KeRanger, a trojaned Transmission Bittorrent client update, "looks virtually identical" to the current Linux.Encoder version, says the Bitdefender Labs blog entry. The blog quotes Catalin Cosoi, Chief Security Strategist at Bitdefender saying "[t]he encryption functions are identical and have the same names: encrypt_file, recursive_task, currentTimestamp and createDaemon to only mention a few. The encryption routine is identical to the one employed in Linux.Encoder."

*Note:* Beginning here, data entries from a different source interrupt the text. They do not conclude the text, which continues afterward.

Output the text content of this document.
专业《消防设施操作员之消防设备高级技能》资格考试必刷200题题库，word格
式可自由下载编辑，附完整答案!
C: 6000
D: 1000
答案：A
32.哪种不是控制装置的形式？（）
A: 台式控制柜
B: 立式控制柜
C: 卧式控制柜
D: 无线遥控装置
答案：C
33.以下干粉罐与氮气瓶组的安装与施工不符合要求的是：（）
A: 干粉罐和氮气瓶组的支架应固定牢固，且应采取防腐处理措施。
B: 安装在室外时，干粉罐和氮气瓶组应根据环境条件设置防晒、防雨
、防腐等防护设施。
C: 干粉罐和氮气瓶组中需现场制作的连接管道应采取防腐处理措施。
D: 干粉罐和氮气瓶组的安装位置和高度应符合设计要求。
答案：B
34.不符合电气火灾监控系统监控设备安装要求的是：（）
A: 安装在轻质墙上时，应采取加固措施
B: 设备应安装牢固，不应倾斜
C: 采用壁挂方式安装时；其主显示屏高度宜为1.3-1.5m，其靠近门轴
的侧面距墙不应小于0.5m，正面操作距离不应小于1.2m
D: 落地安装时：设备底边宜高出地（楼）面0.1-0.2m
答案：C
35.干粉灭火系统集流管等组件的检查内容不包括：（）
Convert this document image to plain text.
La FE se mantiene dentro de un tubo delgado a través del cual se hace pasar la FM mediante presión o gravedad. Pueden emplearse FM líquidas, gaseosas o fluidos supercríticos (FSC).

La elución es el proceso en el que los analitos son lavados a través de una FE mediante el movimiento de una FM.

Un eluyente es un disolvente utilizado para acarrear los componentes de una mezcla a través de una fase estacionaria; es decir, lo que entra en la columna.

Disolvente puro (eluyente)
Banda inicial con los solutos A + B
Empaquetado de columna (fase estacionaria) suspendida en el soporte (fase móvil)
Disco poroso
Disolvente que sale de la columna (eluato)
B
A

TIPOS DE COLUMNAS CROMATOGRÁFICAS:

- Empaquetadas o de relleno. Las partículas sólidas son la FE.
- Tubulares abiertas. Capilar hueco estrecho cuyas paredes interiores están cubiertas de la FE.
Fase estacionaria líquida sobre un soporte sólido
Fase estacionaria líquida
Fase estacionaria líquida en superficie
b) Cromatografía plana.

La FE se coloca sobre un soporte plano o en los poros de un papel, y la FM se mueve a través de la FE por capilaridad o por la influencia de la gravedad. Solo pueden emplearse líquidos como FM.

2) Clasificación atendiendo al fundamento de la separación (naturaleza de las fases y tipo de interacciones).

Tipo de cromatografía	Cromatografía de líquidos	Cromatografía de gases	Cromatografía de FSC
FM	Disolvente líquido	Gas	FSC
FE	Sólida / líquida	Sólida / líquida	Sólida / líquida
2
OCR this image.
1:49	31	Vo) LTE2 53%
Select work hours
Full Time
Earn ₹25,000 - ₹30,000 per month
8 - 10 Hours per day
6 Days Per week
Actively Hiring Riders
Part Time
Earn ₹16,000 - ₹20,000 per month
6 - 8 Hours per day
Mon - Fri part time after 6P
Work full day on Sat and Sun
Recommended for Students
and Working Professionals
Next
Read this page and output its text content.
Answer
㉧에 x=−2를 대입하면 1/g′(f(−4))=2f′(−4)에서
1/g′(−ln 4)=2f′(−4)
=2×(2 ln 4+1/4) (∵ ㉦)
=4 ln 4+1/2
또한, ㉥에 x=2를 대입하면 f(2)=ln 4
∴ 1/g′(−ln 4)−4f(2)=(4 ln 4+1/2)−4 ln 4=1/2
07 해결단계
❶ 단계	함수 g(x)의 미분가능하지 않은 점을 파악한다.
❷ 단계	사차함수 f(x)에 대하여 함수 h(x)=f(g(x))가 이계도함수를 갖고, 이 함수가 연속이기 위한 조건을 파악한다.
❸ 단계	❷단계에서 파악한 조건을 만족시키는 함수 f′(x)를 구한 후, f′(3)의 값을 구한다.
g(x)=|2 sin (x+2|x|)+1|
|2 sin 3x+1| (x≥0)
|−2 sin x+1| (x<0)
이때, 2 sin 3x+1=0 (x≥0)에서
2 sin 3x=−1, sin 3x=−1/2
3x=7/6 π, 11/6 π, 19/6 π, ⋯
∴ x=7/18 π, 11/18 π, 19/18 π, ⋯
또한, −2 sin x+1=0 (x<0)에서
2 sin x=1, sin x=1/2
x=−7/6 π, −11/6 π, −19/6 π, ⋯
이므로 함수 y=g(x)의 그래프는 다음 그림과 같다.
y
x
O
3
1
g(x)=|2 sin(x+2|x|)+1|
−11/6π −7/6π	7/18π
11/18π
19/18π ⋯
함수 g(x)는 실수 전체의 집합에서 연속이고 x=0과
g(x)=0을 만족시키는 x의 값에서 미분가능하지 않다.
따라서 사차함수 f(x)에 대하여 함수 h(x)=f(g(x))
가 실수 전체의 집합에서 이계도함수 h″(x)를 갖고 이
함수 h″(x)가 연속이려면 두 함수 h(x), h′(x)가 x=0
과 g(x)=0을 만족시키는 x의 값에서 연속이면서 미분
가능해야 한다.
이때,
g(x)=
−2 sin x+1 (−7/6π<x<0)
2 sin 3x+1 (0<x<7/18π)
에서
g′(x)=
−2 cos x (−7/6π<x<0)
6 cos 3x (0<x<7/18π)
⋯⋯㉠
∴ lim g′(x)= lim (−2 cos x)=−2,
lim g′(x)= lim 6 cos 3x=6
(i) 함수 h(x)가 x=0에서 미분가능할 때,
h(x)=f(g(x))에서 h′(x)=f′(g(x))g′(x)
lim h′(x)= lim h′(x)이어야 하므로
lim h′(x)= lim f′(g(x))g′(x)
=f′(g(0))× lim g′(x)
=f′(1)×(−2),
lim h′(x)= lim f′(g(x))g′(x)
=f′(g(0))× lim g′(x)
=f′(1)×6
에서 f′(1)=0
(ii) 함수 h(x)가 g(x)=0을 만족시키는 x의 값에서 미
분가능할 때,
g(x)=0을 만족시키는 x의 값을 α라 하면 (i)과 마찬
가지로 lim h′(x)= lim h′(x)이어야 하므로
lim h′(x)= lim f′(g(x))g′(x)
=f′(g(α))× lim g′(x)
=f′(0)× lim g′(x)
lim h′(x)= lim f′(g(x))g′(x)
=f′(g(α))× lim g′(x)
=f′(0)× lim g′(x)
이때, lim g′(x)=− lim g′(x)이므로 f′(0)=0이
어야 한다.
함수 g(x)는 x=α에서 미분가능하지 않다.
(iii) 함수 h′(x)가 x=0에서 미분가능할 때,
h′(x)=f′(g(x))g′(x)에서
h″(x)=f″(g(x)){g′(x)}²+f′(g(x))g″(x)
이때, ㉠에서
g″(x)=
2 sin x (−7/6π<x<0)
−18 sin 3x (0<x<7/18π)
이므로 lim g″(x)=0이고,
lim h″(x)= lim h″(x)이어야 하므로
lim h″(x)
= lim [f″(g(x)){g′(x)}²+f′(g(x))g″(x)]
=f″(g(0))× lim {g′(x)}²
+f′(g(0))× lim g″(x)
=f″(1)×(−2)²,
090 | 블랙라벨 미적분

One main adaptation the KeRanger authors made to the Mac version was to sign the malware with a legitimate code signing key, issued by Apple for the Mac App Store. These keys are whitelisted by the Mac Gatekeeper service. The key used for KeRanger is listed as belonging to a Turkish company and is not the same one as was previously used by the Transmission program.

Bitdefender warns that this could be the sign of things to come for malware for non-Windows systems. So far attempts at Mac malware have not persevered, probably because the perpetrators did not consider the money they made worth the work. The only other known type of OS X ransomware in the wild is FileCoder, discovered in 2014, but it was incomplete at the time it was discovered.